MT – Isso, na verdade, foi a atualização de um dado. Mais relevante que o valor foi criar a declaração obrigatória do investidor qualificado, que é o Anexo I. O objetivo é fazê-lo refletir sobre o fato de estar sendo considerado um investidor qualificado. É como dizer a ele: pense bem antes de assinar este documento, você é qualificado, isso tem uma série de repercussões e vai abrir mão de uma série de proteções. Se, por um lado, temos que aumentar a proteção do investidor, por outro não podemos tutelá-lo a ponto de ele entender que está em um investimento sem risco. Queremos criar a cultura da reflexão antes do investimento.
II – Qual sua opinião sobre a MP do Ministério da Fazenda que trata da tributação dos fundos, ampliando o imposto para o curto prazo e reduzindo o tributo para quem mantiver os investimentos? Ela não conflita com a conta-investimento?
MT – Não, acho que elas se complementam. O esforço claro do governo é no sentido de levantar barreiras que existam na decisão de investimento, por parte do investidor. Este é um dado. Outro é permitir que o investidor aloque uma parcela do investimento dele em um produto com um tempo de maturação maior. Isto significa que uma parcela do dinheiro que fica no curto prazo vai ter mobilidade sem o pagamento de CPMF e a outra parte, direcionada para o longo prazo, terá vantagem tributária. Então, não vejo conflito.
II – O que há para ser divulgado ainda este ano? Depois dos fundos de investimento, quais são as prioridades regulatórias da CVM?
MT – Estamos trabalhando em uma Instrução sobre os níveis de companhias abertas. Vai regular não só o registro de todas as empresas abertas na CVM como criará níveis diferenciados de companhias. Isso vai permitir que empresas de menor porte abram seu capital – desde que com valores mobiliários destinados a investidores qualificados, mercados de acesso ou emissões de valor pequeno – e, aos poucos, se acostumem com o fato de ser companhias abertas. Isso para que, no futuro, quando ganharem corpo e necessitarem de maior quantidade de recursos, possam acessar o mercado já com uma certa experiência. Queremos dar a chance de essas empresas já estarem registradas em um nível simplificado, mas que vai permitir que se acostumem a essa outra parte, que é se relacionar com o órgão regulador e ter auditoria feita por profissionais registrados na CVM, por exemplo.

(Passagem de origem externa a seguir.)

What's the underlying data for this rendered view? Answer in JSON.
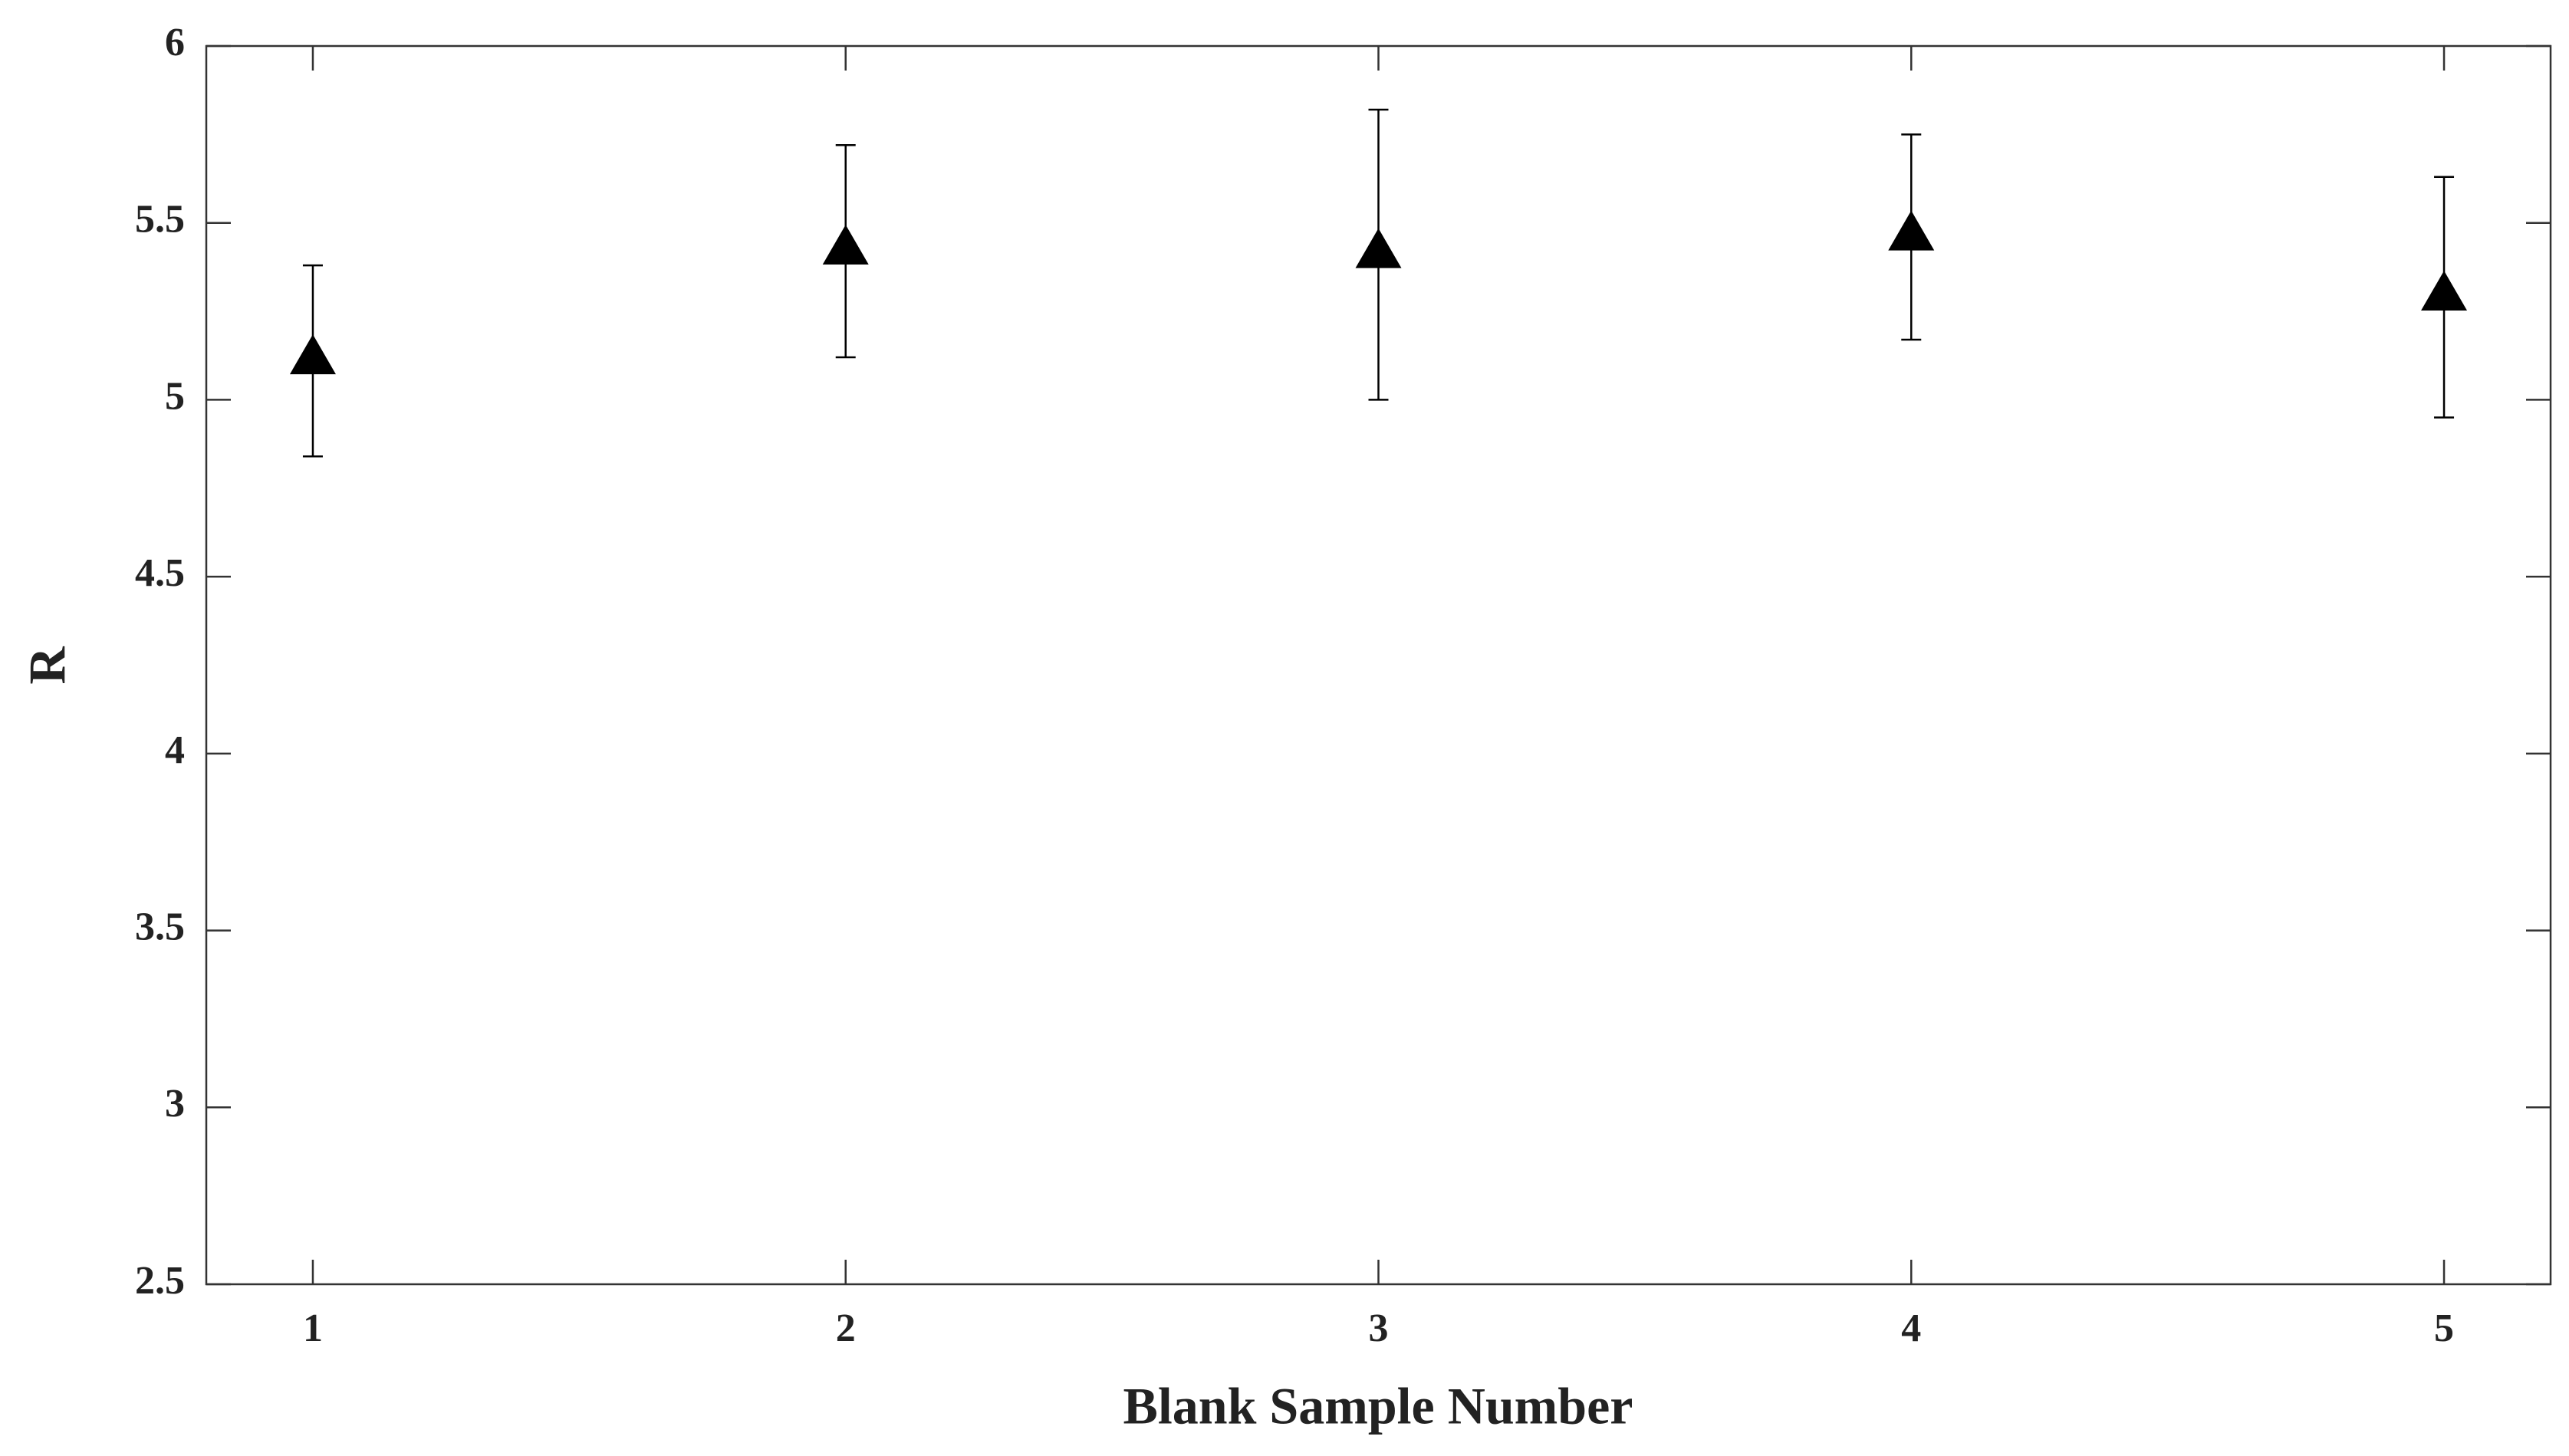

II – E quando sai a Instrução?
MT – A primeira minuta já está no colegiado da CVM e passa a ser nossa prioridade regulatória. Acredito que até meados de outubro a gente consiga colocar o documento em audiência pública.
II – Recentemente o sr. classificou o Projeto de Lei 3.741, atualmente na Câmara, como uma grande evolução nas normas contábeis. A prestação de contas de empresas de capital aberto é uma questão preocupante?
MT – Acho que a grande importância desse projeto diz respeito à harmonização das regras contábeis brasileiras com as regras contábeis internacionais. Em geral, no entanto, temos demonstrações contábeis muito boas. Não por acaso, não tivemos no Brasil escândalos e situações delicadas em relação a este tema. Mas não podemos ter uma certa soberba no sentido de imaginar que se está dando certo não é preciso melhorar nosso padrão. Espero que o projeto esteja aprovado até o final do ano.
II – Como está o projeto da CVM de lançar um site dedicado a investidores interessados no mercado de ações?
MT – Esta é minha menina dos olhos. Está a todo vapor e pode ser que entre no ar no início de 2005, em fase experimental. Está em licitação e como envolve recursos do Banco Mundial (Bird), a concorrência é internacional. Ele será interativo, em linguagem acessível e dará ao investidor a possibilidade de comparar os produtos financeiros regulados pela CVM e que estão à disposição no mercado. Nossa idéia é que o internauta possa fazer simulações de investimento em ações, sem colocar dinheiro. É um projeto de grande importância na CVM.